How to Find Work You Love in a Recession
Lessons from someone who graduated into the last recession
It’s an outcome that might have been obvious during these past few months, but now that it’s been officially announced, things are going to suck a bit more for recent graduates.
You might have taken a few weeks off after graduation, which means that this news is coming just as you’re beginning your job search.
As someone who graduated from college during the 2008 recession, I’ve seen firsthand what it’s like to try and find employment during difficult times.
First and foremost, it sucks. And I’m sorry you have to go through it.
Second, I have a few lessons that I learned from that struggle.
Risk is now a big factor
When you think about it, hiring someone is always a risk.
Businesses are essentially taking strangers with certain credentials and paying them a chunk of money to handle specific tasks. Many steps can go wrong with that, which is why businesses tend to have a little leeway with their hiring budget.
There are a few things you might have seen already. Perhaps you applied to the job online, only to discover that the job doesn’t exist due to hiring freezes.
Or you may have noticed that job descriptions suddenly require much more experience.
What you need to understand is that they’re not doing that to be mean to you: they’re doing that so that they don’t risk a bad employee. Someone very senior who has those years of experience is less likely to screw something up versus a fresh-faced college graduate.
So you have two options here: make yourself seem less risky, or embrace the risk.
The value of free work
In his book Recession-proof graduate, Charlie Hoehn talks about the value of free work, which bridges this gap.
Setting up trial periods with a company where you do work on a project for free, with a firmly established end date, is something that removes a lot of that risk for companies. They see how you work, how you interact with the team, and whether you’re able to get the job done.
And I know what you’re saying right now: why would I ever work for free?
That seems like a scam. But, it could also lead to your dream job.
Let me ask you a question. If you saw your dream job posting on a website, how would you stand out against 35-year-olds with a decade more experience who just lost their jobs?
On paper, there might be next to nothing you can do. But by mitigating that risk, you suddenly make the choice more competitive: Do I hire the 35-year old that looks good on paper, or the 22-year old that works well with the team?
Also, choosing to do free work doesn’t mean you do it for everything.
Instead, if there’s a project that interests you, with a company that you like, then offering to work for free means that you get to have real-world experience working with them.

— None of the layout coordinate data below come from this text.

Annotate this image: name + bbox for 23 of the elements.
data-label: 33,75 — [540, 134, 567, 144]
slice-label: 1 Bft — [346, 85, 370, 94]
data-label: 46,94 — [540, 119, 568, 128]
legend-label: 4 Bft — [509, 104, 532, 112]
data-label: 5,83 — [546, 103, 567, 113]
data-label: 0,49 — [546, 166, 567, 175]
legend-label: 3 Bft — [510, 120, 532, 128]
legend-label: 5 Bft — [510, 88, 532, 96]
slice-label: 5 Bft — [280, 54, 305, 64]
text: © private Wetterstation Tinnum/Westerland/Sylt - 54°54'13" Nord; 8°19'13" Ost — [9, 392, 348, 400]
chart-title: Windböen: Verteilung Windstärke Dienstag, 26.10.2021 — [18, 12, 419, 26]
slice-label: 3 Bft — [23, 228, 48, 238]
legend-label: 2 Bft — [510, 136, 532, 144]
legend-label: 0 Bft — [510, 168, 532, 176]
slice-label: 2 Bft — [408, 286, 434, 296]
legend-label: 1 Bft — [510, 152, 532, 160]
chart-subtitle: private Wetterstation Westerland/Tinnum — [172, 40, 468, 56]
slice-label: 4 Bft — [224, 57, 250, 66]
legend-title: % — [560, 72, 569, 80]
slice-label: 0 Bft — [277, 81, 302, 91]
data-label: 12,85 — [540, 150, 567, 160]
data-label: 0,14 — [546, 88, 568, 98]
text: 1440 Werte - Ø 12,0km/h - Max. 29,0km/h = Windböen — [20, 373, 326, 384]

And if you’re still morally opposed to free work, make a Fiverr/Upwork account and charge $10. It’s still the same basic principle: getting real-world experience with companies and showing that you can deliver.
At the very least, you can learn something: practicing your skills with real-world clients, learning about team dynamics, or even adding to your portfolio.
Not to mention, researching companies and fields is going to be an essential skill to learn.
Disruptive technology and risk
Imagine that you tried to do the ‘safe route.’ You chose a conservative major like Engineering, you did your internships and classes and then were hired by a large manufacturing firm out of college.
What types of jobs would you be looking for during that time? More manufacturing companies, which were a rapidly shrinking industry at that time? Or would you look to transition your skills into another field?
If you making yourself as low risk as possible doesn’t sound appealing, you’re not alone. Between competing with experienced job seekers and taking jobs at companies where you weren’t sure if they’d implode, not to mention being a decade behind financially in major life choices, there weren’t many good choices.
If that’s the case, then the other option is to embrace the risk and try to understand emerging markets.
One of the effects that the 2008 recession had was changing fields for better or for worse. While manufacturing and retail suffered immensely, disruptive technology changed the face of Silicon Valley.
Startups like Slack, Uber, and Instagram rose out of the last recession, embracing the risk of turbulent markets and eventually changing the way we work, drive, and socialize. And the driving forces behind these companies? Fresh-face college graduates.
It may be too early to tell for this recession, but some fields are going to shrink or expand significantly in the next few years. Nightlife and retail might shrink, while telehealth and remote work technologies may expand.
Keep an eye on startup-focused job sites like Angelist to see if there’s a risk you want to take.
Have patience with yourself
The last thing that I want to tell you is to have patience with yourself. It’s a hard thing to say, but you must recognize it. This is a recession, which means that times are going to be tough, and you will likely face a certain amount of rejection.
Don’t be too hard on yourself. Make sure you spend a significant amount of time doing what you like as well. Spend some time learning things or skills that interest you. As I did, you may find that you can turn your hobbies or skills into your primary career. Or at least some supplemental income.
These past few months have been hard on everyone.
And I know that it seems like this is just one more piece of bad news.
But that doesn’t mean that you can’t find work that you’re passionate about in this climate: it just means you need to factor risk into your job search.
By making it easy for risk-averse companies to hire you, or by choosing risky markets that are seeking out fresh talent, you can still find your way.